Santiago MatamorosEl otro día fui al taller a llevar el coche a arreglar (sí, hijos, sí; no ha sido sólo el ordenador; han sido unos días que mejor no os cuento, porque de momento este no es un depreblog… Pero buf, si yo os contara…) Ejem… Ya me he perdido.
Ah, sí, en el taller. Estaba yo esperando a que llegara la furgonetita con la que los mericanos te llevan si dejas el coche con ellos, porque claro, lo mínimo que pueden hacer es llevarte de vuelta a casa o al trabajo, que aquí si no llevas coche no puedes hacer nada, todo está lejos de todo. Como también existe la posibilidad de esperar allí mientras te arreglan el coche, hay dispuestas unas sillitas y una cafetera, y algunos clientes estaban por allí sentados bebiendo café en unas tazas de plástico, cónicas. Eran clientes de la variedad proletaria, que el Corvallis se caracteriza por una buena tripa, una barba hirsuta de pionero, y unos pies grandes como barcas metidos en botas de goma. Uno de ellos llevaba unas gafas de sol tipo Matrix y, sobre ellas, unas gafas con las lentes tan gruesas que probablemente se podían usar para microscopio electrónico. El otro, ligeramente más joven (aparentaba sesenta años mal llevados en lugar de setenta ruinosos) tenía cara ancha de bulldog y ojillos desviados de la horizontal. Fue este el que mostró curiosidad por mi camiseta, que era verde y con un emblema de una convención que tuvo lugar el verano pasado en el monasterio de Uclés, en Cuenca. Me preguntó qué decía la camiseta (que estaba, lógicamente, en español). Se lo dije.
– Ah, ¿y eso dónde está? -preguntó muy interesado. Le di una idea básica de la situación de Cuenca, y su compañero el de los dos pares de gafas se unió a la conversación.

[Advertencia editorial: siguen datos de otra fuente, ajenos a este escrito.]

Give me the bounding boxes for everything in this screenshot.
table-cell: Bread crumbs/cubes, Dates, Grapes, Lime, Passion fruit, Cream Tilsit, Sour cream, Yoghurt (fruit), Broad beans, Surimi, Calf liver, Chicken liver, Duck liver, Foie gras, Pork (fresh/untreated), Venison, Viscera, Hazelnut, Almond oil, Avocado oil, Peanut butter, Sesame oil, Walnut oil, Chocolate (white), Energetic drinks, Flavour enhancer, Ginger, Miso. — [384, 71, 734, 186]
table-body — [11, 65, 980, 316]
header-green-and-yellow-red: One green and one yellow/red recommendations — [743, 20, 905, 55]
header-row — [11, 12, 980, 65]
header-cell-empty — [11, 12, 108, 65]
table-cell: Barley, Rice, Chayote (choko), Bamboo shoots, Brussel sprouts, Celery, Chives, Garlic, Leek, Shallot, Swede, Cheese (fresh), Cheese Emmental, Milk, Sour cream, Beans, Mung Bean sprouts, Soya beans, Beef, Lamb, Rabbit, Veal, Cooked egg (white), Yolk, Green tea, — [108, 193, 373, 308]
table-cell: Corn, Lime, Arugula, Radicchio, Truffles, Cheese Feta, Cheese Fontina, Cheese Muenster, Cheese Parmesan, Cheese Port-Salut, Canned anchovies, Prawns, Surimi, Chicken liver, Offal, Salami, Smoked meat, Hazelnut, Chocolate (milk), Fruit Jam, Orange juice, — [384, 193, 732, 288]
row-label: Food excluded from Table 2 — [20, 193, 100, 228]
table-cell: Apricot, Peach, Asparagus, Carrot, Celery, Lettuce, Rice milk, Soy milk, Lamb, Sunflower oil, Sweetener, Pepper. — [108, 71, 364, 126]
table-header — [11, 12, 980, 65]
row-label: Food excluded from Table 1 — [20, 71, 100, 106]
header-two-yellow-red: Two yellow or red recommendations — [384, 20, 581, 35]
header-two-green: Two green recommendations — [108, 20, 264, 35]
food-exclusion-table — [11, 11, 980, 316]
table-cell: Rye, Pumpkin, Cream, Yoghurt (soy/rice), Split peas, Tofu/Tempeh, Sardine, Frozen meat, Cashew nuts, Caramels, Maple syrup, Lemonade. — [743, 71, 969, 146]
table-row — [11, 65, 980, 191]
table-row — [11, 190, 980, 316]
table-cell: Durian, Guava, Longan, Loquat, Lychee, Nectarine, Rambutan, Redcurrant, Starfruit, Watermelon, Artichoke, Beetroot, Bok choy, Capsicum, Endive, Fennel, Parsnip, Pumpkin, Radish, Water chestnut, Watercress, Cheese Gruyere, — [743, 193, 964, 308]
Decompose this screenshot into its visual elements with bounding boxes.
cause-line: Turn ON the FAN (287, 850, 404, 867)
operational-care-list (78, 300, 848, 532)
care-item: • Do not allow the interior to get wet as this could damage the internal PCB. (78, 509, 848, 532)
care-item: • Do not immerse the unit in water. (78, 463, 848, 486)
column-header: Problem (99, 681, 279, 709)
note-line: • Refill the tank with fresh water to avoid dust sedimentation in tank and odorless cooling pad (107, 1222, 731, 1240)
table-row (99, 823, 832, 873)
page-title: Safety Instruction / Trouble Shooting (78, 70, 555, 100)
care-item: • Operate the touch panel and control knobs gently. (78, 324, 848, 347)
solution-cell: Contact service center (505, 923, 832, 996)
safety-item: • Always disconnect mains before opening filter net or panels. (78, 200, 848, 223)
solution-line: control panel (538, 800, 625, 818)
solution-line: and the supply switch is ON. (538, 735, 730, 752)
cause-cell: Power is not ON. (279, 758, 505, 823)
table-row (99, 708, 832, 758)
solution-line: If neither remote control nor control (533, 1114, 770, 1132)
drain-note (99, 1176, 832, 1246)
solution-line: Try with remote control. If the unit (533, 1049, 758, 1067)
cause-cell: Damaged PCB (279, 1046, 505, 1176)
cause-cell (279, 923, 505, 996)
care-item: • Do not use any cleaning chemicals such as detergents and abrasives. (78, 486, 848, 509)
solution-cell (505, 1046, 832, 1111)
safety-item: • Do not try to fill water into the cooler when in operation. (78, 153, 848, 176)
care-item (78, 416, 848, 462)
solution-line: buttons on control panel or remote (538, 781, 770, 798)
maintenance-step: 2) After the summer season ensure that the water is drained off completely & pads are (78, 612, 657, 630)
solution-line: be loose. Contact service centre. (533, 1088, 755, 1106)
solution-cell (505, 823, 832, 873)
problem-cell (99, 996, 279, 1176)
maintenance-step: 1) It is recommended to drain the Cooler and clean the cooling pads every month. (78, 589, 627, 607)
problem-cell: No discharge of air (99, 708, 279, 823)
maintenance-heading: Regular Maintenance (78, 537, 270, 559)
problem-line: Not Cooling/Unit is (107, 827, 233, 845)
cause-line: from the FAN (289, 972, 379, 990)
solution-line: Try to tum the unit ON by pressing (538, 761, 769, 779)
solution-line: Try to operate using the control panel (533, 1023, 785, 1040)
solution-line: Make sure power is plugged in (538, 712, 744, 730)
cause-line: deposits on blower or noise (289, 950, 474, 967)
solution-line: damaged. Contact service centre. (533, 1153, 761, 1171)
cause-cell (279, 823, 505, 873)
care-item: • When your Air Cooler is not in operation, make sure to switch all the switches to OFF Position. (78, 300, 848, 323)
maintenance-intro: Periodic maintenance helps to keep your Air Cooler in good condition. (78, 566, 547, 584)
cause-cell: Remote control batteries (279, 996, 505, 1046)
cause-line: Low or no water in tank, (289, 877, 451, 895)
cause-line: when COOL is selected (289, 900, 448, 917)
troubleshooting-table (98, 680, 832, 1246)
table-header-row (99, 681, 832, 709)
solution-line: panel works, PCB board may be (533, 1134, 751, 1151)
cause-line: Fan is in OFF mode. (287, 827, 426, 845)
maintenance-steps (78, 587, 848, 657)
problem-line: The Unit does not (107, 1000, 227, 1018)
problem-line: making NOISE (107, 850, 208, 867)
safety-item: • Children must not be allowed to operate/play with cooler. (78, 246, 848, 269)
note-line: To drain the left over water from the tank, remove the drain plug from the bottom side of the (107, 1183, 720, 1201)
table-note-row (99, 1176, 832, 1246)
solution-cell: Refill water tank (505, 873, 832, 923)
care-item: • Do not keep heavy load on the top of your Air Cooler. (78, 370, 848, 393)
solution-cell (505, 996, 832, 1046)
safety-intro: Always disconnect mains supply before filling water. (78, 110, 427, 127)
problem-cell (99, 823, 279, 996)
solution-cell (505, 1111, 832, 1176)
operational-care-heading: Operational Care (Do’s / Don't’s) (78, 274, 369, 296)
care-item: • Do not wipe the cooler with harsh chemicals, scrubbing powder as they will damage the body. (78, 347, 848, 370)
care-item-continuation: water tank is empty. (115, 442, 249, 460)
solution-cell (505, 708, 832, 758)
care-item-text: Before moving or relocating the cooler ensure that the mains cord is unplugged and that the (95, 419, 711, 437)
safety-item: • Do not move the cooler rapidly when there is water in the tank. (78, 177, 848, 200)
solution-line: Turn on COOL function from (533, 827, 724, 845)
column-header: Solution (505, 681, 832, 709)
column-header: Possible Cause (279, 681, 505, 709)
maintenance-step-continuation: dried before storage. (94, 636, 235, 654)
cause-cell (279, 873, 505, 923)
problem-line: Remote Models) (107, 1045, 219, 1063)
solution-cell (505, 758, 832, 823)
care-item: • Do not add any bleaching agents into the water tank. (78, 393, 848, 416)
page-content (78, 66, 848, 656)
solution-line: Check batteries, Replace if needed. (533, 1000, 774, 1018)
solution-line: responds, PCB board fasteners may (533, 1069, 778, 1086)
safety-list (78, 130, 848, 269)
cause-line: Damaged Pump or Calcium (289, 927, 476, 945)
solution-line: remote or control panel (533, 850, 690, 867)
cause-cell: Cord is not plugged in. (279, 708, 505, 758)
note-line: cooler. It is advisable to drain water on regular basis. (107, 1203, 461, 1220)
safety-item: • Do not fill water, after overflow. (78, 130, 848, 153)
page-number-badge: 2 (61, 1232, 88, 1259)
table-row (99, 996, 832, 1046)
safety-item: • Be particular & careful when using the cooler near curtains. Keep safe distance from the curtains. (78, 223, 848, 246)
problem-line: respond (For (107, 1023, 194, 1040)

– ¿Y dónde está Andalucía? -preguntó a su vez. Le dije que en el sur.
– ¿Es allí donde va la gente? -preguntó el primero, y cuando le pedí que se explicara mejor, aclaró: -En peregrinación.
Le dije que probablemente se refería a Santiago de Compostela y los dos asintieron, muy serios.
– ¿Y por qué va allí la gente? ¿Hubo un milagro, o algo así? -siguió preguntando el de cara de bulldog, claramente decidido a ampliar sus conocimientos de otras culturas.
Le expliqué que toda España está tan trufada de milagros que lo raro sería encontrar un sitio donde nunca hubiera habido ninguno (y aun en ese caso la gente iría allí en peregrinación, sólo por fastidiar), pero que en concreto lo de Santiago pues venía de antiguo y fue como una especie de hit milagrero, y les expliqué muy someramente lo de Santiago Matamoros. Casualmente, la camiseta llevaba en el emblema un caballo blanco, y a guisa de ilustración les hice notar que Santiago bajó a darse de bofetás en un caballo blanco, como ese. El de cara de bulldog sonrió y negó lentamente con la cabeza.
– No era blanco -dijo en voz baja y llena de certeza-. Era bayo.
Le pregunté cómo estaba tan seguro.
– Porque fui yo -dijo, sonriendo aún- el que bajó montado a caballo a luchar contra los moros.
Su compañero se rió y yo me quedé mirándole un instante: no muy alto, chaparro, de brazos largos, tripón y con esos rasgos casi primigenios medio ocultos por una barba de tres días, del color y la textura del alambre. La verdad es que, para la época y el lugar, daba más el pego que cualquier santo todo pulcro y engalanado.
Me reí con ellos dos y nos despedimos muy amigos. Pero sigo preguntándome si Santiago Matamoros a lo mejor se hartó, decidió cambiar de aires, se vino a América, y acabó en Corvallis llevando un negociete de pequeñas reparaciones y bebiendo mal café en los concesionarios. No sería el primero que lo hace.